坂本龍一『トニー滝谷』(07)
05年の市川準監督の『トニー滝谷』の音楽は坂本龍一が担当していたのだが、そのサントラが昨年末にようやくリリースされた。
トニー滝谷 坂本龍一 |
坂本の音楽は決して悪くないのだが、いいかげんメロディアスなところにうんざりしてきて、もうしばらく関心の対象になっていなかった。音楽はメロディだけではないということが、彼の音楽を聴いているとよく判る。音楽作品の好き嫌いはもっと別のところにあるようだ。
それにしても映画『トニー滝谷』は映像と音楽が見事に融合した作品で、おそらく坂本の音楽でなければその価値は半減していたに違いない。これは坂本すべての才能によるものかというとそうではないと思う。

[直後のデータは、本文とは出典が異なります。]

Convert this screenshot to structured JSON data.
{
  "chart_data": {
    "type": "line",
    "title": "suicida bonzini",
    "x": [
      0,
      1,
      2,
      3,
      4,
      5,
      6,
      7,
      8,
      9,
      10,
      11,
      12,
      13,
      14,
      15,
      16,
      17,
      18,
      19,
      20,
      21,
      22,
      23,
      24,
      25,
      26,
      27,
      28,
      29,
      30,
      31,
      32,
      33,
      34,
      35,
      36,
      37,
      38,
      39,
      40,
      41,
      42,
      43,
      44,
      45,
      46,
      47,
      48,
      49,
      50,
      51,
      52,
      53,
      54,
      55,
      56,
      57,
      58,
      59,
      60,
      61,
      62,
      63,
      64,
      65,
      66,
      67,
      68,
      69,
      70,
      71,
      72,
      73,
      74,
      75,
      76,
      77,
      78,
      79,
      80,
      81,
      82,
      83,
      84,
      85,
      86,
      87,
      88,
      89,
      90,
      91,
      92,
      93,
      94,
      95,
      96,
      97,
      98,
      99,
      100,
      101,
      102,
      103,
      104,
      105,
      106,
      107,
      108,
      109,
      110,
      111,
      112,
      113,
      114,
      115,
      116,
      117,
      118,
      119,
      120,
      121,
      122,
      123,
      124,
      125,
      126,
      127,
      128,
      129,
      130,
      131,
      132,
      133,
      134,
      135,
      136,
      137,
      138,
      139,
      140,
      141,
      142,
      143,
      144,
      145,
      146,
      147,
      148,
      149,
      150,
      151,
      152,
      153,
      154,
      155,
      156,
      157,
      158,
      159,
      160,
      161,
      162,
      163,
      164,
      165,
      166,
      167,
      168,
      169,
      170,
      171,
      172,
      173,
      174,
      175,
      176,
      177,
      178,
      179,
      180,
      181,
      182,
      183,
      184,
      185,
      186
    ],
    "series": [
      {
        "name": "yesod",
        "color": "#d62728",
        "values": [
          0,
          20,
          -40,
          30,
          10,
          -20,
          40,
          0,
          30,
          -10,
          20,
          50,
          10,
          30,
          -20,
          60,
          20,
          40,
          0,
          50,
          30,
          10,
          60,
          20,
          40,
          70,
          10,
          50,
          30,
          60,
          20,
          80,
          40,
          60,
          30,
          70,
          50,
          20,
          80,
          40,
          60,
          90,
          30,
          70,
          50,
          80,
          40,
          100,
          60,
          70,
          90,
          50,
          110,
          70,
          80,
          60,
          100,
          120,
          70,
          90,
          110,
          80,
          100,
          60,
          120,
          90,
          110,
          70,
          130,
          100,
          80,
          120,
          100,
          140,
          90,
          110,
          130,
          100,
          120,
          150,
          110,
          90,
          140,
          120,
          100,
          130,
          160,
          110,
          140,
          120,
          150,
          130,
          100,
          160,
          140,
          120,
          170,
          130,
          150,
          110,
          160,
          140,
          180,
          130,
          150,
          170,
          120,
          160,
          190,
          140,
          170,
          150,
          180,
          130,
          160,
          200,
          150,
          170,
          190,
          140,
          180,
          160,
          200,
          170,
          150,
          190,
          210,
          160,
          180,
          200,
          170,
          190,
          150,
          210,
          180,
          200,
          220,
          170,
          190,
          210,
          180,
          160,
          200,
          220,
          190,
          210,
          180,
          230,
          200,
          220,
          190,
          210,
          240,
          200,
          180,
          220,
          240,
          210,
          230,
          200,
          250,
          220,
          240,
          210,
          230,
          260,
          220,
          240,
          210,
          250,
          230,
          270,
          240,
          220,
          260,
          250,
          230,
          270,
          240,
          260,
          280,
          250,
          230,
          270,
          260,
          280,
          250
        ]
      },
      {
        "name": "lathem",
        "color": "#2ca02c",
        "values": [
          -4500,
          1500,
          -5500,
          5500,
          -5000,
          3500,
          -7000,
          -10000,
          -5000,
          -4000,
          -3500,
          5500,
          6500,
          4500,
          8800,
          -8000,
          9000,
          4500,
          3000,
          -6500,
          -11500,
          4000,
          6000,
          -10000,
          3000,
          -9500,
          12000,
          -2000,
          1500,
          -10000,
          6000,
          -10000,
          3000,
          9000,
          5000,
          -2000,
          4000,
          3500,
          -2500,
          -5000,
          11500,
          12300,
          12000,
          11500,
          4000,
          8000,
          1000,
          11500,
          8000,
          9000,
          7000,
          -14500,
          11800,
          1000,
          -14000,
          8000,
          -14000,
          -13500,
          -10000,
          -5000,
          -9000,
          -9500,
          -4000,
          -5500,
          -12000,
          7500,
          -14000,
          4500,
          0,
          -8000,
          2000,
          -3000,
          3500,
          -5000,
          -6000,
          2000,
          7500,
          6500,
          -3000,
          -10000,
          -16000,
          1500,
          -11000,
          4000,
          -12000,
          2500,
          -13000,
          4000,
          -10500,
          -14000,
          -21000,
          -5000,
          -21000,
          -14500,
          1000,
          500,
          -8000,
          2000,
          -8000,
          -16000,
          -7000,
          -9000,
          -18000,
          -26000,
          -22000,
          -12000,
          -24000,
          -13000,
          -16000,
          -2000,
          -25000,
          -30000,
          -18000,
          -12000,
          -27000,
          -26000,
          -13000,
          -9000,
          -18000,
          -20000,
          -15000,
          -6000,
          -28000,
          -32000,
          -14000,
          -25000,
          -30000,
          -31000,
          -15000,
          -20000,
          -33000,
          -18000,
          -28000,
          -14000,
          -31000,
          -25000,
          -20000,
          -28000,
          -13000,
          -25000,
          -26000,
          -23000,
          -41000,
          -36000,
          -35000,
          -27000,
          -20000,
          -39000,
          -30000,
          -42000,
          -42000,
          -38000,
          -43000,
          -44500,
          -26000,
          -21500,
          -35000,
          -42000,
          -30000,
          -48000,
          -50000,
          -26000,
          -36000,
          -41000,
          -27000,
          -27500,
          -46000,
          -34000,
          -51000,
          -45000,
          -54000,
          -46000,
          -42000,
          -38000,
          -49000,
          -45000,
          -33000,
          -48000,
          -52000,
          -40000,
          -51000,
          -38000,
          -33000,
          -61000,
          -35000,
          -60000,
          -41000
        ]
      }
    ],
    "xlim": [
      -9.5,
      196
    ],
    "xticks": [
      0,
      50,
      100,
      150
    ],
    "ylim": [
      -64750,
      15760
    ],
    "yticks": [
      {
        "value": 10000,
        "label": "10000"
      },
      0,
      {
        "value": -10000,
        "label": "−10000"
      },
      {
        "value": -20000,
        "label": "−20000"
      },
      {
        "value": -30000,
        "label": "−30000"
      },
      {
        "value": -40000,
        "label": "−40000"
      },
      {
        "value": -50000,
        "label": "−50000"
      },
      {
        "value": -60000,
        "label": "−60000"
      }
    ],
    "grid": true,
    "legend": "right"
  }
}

市川の坂本を起用したこと、そうして『「無くてもよかったような」音楽を作って欲しい』という注文は見事に的を中てていたと云えよう。
孤独な男を描いた作品なので、とにかく音楽も美しいながらも冷たい。いくつかのフレーズはあるものの、メロディーというよりかは音の積み重ねといったような音楽である。映画を見た時に映像に見事に重なった音楽だったのでどうしても映像が浮かんでしまう。映画を観ていない人がこの音楽にどのようなイメージを受けるのか非常に興味深い。映画を観ているのとみていないとのでは音楽の捉え方が随分と変る筈だ。
このサントラを聴きながら車を転がすと周りの景色がいつもの景色と変ってしまった。凍りついたような風景に様変わりしてしまった。車を運転する時にかけるような音楽ではないだろう。
アルバムのケースは紙製でとても変っている。CDで紙ジャケット仕様なんていうのが特別仕様で出されていたりするが、もっと凝っている。それにしてもジャケットの裏にあたる写真が問題。嫌いな人じゃないが、イッセーになんか横たわってシナを作って欲しくない。さらに何故だが顔が怖かったりする。メークに一工夫して欲しかった。